I think a flag deals with 3, and for 5 I think we could do something like you mentioned below, adding -D STAN_GPU. A flag also makes the error handling of the API simpler, equivalent to the _gpu() case you write about. For whatever that’s worth. Agreed that failing early is pretty much always preferred.
@Bob_Carpenter, what do you think about this _gpu() thing vs some kind of -D STAN_GPU compiler flag? My perspective seems to lean relatively heavily towards simple language+complicated compiler compared with Dan and maybe with you as well, but it’s up to you.
Sorry, discourse somehow totally omitted your reply from ~20 days ago when I replied to Dan yesterday. It only appeared this morning, and then between my reply and Dan’s. Pretty weird. Anyway, I was mostly saying I’d be willing to take over just in case you had started work and found that to be time consuming (something that would be totally understandable!). I’m happy to be your point person and help guide you through the remaining issues, though as you can see some of the issues require some community discussion and decision-making.
I think we’d love to get GPU support integrated as much as we can while retaining existing performance and behavior for users who don’t have GPUs. Though it sounds like from a project management perspective it’s probably good to talk to Rok and see if their plans will totally eclipse this at some point within a short timeframe, and if you still want to put the effort into code that might get replaced at some point. I think certainly some of our users would find incremental advances in performance fairly valuable.
I liked the solution I posted to another thread on this somewhere, which involves
top-level compiler flag to turn on GPUs
branch inside each GPU-enabled function sending it to the regular version if it’s below the speedup size threshold (e.g., 100 or whatever for Cholesky, but we may want that a bit higher to default to not hammering the GPU for breakeven).
Then the language doesn’t change. I’m also OK with the _gpu solution for a second version which explicitly calls GPUs, but I lean toward putting the emphasis on our automatically figuring out what to do for users when we can. We can’t do that with ODE solvers, so we have the control params, but that’s only because we don’t know otherwise how to solve them and there may be very well different ODEs with different scales in the same model.
Awesome. I think we’re decided then. We’ll have a top-level compiler option at the interface level. This will conditionally bring in the GPU code. We’ll need to figure out how to package up the GPU code, but that should be fairly easy.
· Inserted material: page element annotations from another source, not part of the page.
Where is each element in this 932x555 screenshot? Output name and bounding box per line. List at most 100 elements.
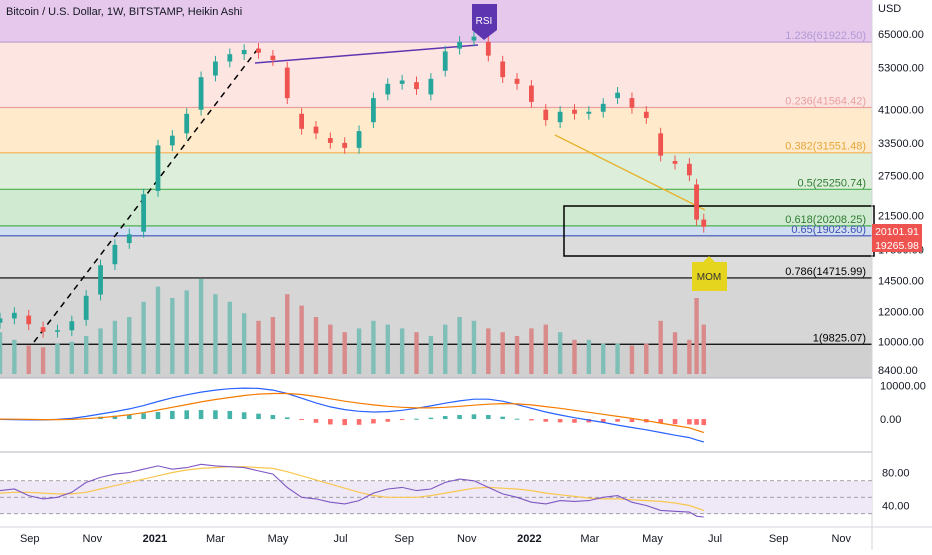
volume-bar bbox=[98, 328, 103, 374]
volume-bar bbox=[371, 320, 376, 374]
fib-level-label: 0.786(14715.99) bbox=[785, 266, 866, 278]
dashed-support-trendline bbox=[33, 45, 261, 343]
price-tick-label: 41000.00 bbox=[878, 105, 924, 117]
time-tick-label: Nov bbox=[831, 533, 851, 545]
volume-bar bbox=[213, 294, 218, 374]
price-tick-label: 12000.00 bbox=[878, 306, 924, 318]
candle-body bbox=[313, 126, 319, 134]
rsi-tick-label: 80.00 bbox=[882, 468, 910, 480]
volume-bar bbox=[557, 332, 563, 374]
macd-histogram-bar bbox=[457, 415, 462, 420]
candle-body bbox=[141, 194, 147, 232]
fib-zone bbox=[0, 107, 872, 153]
fib-level-label: 0.65(19023.60) bbox=[791, 224, 866, 236]
candle-body bbox=[658, 133, 664, 156]
candle-body bbox=[586, 111, 592, 114]
price-tick-label: 14500.00 bbox=[878, 275, 924, 287]
fib-zone bbox=[0, 42, 872, 108]
volume-bar bbox=[256, 320, 261, 374]
candle-body bbox=[371, 98, 376, 123]
macd-histogram-bar bbox=[170, 410, 175, 420]
macd-histogram-bar bbox=[694, 419, 699, 425]
volume-bar bbox=[399, 328, 405, 374]
volume-bar bbox=[486, 328, 491, 374]
candle-body bbox=[414, 82, 419, 90]
candle-body bbox=[701, 219, 707, 227]
candle-body bbox=[241, 49, 247, 55]
macd-histogram-bar bbox=[600, 419, 606, 423]
macd-histogram-bar bbox=[356, 419, 362, 425]
candle-body bbox=[342, 142, 348, 148]
candle-body bbox=[155, 145, 161, 191]
volume-bar bbox=[356, 328, 362, 374]
macd-histogram-bar bbox=[701, 419, 707, 426]
candle-body bbox=[485, 41, 491, 56]
candle-body bbox=[40, 327, 46, 332]
candle-body bbox=[356, 131, 362, 148]
macd-histogram-bar bbox=[428, 417, 434, 420]
macd-histogram-bar bbox=[687, 419, 692, 425]
macd-histogram-bar bbox=[284, 417, 290, 420]
volume-bar bbox=[184, 290, 189, 374]
volume-bar bbox=[601, 343, 606, 374]
candle-body bbox=[299, 113, 305, 129]
candle-body bbox=[399, 80, 405, 84]
macd-histogram-bar bbox=[399, 419, 405, 421]
volume-bar bbox=[428, 336, 434, 374]
candle-body bbox=[686, 163, 692, 176]
rsi-line bbox=[0, 463, 704, 518]
volume-bar bbox=[543, 324, 548, 374]
candle-body bbox=[442, 51, 448, 71]
fib-zone bbox=[0, 225, 872, 236]
candle-body bbox=[572, 109, 577, 114]
macd-histogram-bar bbox=[385, 419, 391, 422]
macd-histogram-bar bbox=[299, 419, 304, 421]
volume-bar bbox=[328, 324, 333, 374]
price-tick-label: 21500.00 bbox=[878, 211, 924, 223]
upper-trendline bbox=[254, 44, 479, 64]
volume-bar bbox=[12, 339, 17, 374]
candle-body bbox=[327, 138, 333, 143]
candle-body bbox=[629, 98, 635, 108]
volume-bar bbox=[615, 343, 620, 374]
volume-bar bbox=[313, 317, 319, 374]
macd-histogram-bar bbox=[155, 411, 161, 420]
volume-bar bbox=[672, 332, 678, 374]
volume-bar bbox=[170, 298, 175, 374]
time-tick-label: Sep bbox=[394, 533, 414, 545]
volume-bar bbox=[572, 339, 577, 374]
macd-histogram-bar bbox=[213, 410, 218, 420]
macd-line bbox=[0, 387, 704, 443]
time-tick-label: May bbox=[642, 533, 663, 545]
candle-body bbox=[55, 330, 60, 332]
price-badge-label: 20101.91 bbox=[875, 226, 919, 238]
macd-histogram-bar bbox=[629, 419, 635, 423]
candle-body bbox=[428, 78, 434, 95]
macd-histogram-bar bbox=[543, 419, 549, 422]
candle-body bbox=[26, 315, 32, 325]
macd-histogram-bar bbox=[256, 413, 261, 420]
volume-bar bbox=[694, 298, 699, 374]
volume-bar bbox=[227, 301, 232, 374]
time-tick-label: Nov bbox=[83, 533, 103, 545]
candle-body bbox=[284, 67, 290, 99]
volume-bar bbox=[127, 317, 132, 374]
candle-body bbox=[169, 135, 175, 146]
candle-body bbox=[672, 161, 678, 164]
volume-bar bbox=[443, 324, 448, 374]
macd-histogram-bar bbox=[557, 419, 563, 423]
price-tick-label: 33500.00 bbox=[878, 138, 924, 150]
volume-bar bbox=[629, 345, 635, 374]
volume-bar bbox=[285, 294, 290, 374]
macd-histogram-bar bbox=[414, 418, 419, 420]
volume-bar bbox=[55, 343, 60, 374]
volume-bar bbox=[385, 324, 390, 374]
macd-histogram-bar bbox=[141, 413, 146, 420]
rsi-pane bbox=[0, 463, 872, 518]
volume-bar bbox=[69, 341, 75, 374]
fib-zone bbox=[0, 0, 872, 43]
time-tick-label: 2021 bbox=[143, 533, 167, 545]
fib-level-label: 0.382(31551.48) bbox=[785, 141, 866, 153]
So it looks like the existing code will basically work (perhaps add back in the dynamic size() > 500 check) - Looks like the next thing to do is to wrap all of the GPU specific stuff (especially including ViennaCL) in #ifdef STAN_GPU or whatever, and then to figure out the right place to insert that in CmdStan and the interfaces. @Bob_Carpenter for CmdStan do you think we should just have people add the CFLAGS = $(CFLAGS) -D STAN_GPU to their make/local file? Anyone know how the interfaces would like to interface with this, maybe @bgoodri?
I’d be inclined to add a makefile variable. Something like STAN_GPU=true.
The reason I’m suggesting that is that once that variable is not empty, we now know that we need to add -D STAN_GPU to CFLAGS, but we’ll also need to add -isystem <gpu library> and we’ll have to add a to the link library as well. The build process is more involved than just adding the C preprocessor directive.
That seems fine for CmdStan, which is built mostly with makefiles, but I don’t know how RStan / PyStan would work with that? I suppose they also use makefiles under the hood somewhere, right? If that all works nicely then it does seem a bit better to do it that way in case adding the include files and link library incurs overhead.
@bgoodri Does RStan have a makefile somewhere that’s used to compile models? Trying to scope out Daniel’s idea for a makefile variable instead of -D STAN_GPU for RStan (to handle adding the clang flag that includes -l OpenCL and ViennaCL).